Nahel M., 17, was shot in the chest at point-blank range on Tuesday in an incident that has reignited debate in France about police tactics long criticised by rights groups.
Cars and bins were torched in parts of Paris overnight and protesters launched fireworks at riot police, who fired flashball projectiles to try to disperse the angry crowds.
"We are sick of being treated like this. This is for Nahel, we are Nahel," said two young men calling themselves "Avengers" as they wheeled rubbish bins from a nearby estate to add to a burning barricade in the capital.
As the situation has grown more volatile, Macron called an early morning crisis meeting of his ministers.
Branding the overnight clashes "unjustifiable", Macron told the meeting the "last few hours have been marked by scenes of violence against police stations, but also schools and town halls... against institutions and the Republic."
The violence is a deeply troubling development for Macron who had been looking to move past a half-year of sometimes violent protests that erupted over his controversial pension reform.
There had already been clashes the previous evening and while Wednesday night began calmly, unrest erupted in other French cities, including Toulouse, Dijon and Lyon before violence after midnight hit the Paris region, where around 2,000 riot police had been deployed.
Interior Minister Gerald Darmanin wrote on Twitter as he announced the 150 arrests figure that the violence was "intolerable".
He expressed support for police but added in an apparent swipe at the hard-left: "Shame on those who did not call for calm."
- 'Justice for Nahel' -
In the region around the scene of Nahel M.'s killing, masked demonstrators dressed in black launched fireworks and firecrackers at security forces.
A thick column of smoke billowed above the area where AFP journalists saw more than a dozen cars and garbage cans set ablaze and barriers blocking off roads.
Graffiti sprayed on the walls of one building called for "justice for Nahel" and said, "police kill".
In the working-class 18th and 19th districts of northeastern Paris, police fired flashballs to disperse protesters burning rubbish, but instead of leaving, the crowd responded by throwing bottles.
In the Essonne region south of the capital, a group set a bus on fire after forcing all the passengers off, police said, while in the Paris suburb of Clamart a tram was set on fire.
In the southern city of Toulouse, several cars were torched and responding police and firefighters pelted with projectiles, a police source said, while authorities reported similar scenes in Dijon and Lyon.
At France's second-largest prison complex, Fresnes, protesters attacked security at the entrance with fireworks, a police source told AFP.
"They did not enter the prison grounds. The police were quickly called in," the source added.
The town hall of Mons-en-Baroeul outside the northern city of Lille was set on fire when some fifty hooded individuals stormed the building, the mayor told AFP
- 'Ingredients for an explosion' -
Anger has grown over the killing as details have emerged over the circumstances of the incident.
Police initially reported that an officer had shot at the teenager because he was driving at him, but this was contradicted by a video circulating on social media and authenticated by AFP.
The footage shows the two policemen standing by the side of the stationary car, with one pointing a weapon at the driver.
A voice is heard saying: "You are going to get a bullet in the head."
The police officer then appears to fire as the car abruptly drives off.
France is haunted by the prospect of a repeat of 2005 riots sparked by the death of two black boys during a police chase.
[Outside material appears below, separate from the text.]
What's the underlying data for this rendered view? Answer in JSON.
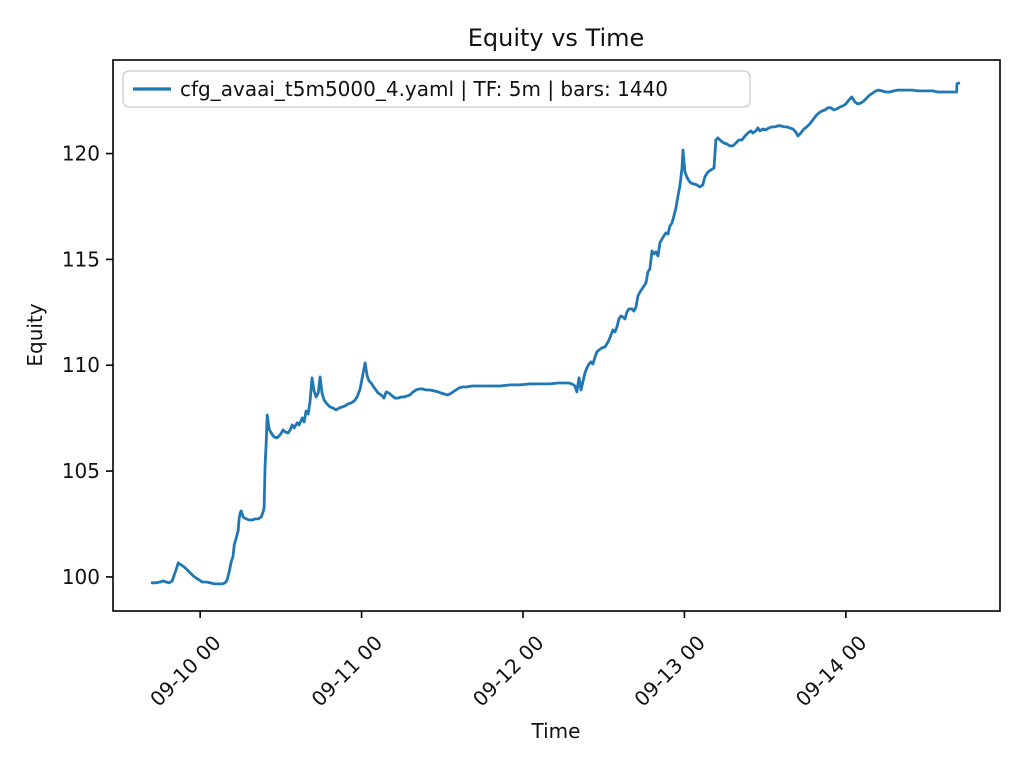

Those protests resulted in around 6,000 people arrested.
"There are all the ingredients for another explosion potentially," one government adviser told AFP on condition of anonymity.
Last year, 13 people were killed after refusing to stop for police traffic checks, with a law change in 2017 that gave officers greater powers to use their weapons now under scrutiny.
But far-right leader Marine Le Pen said the officer was entitled to the "presumption of innocence".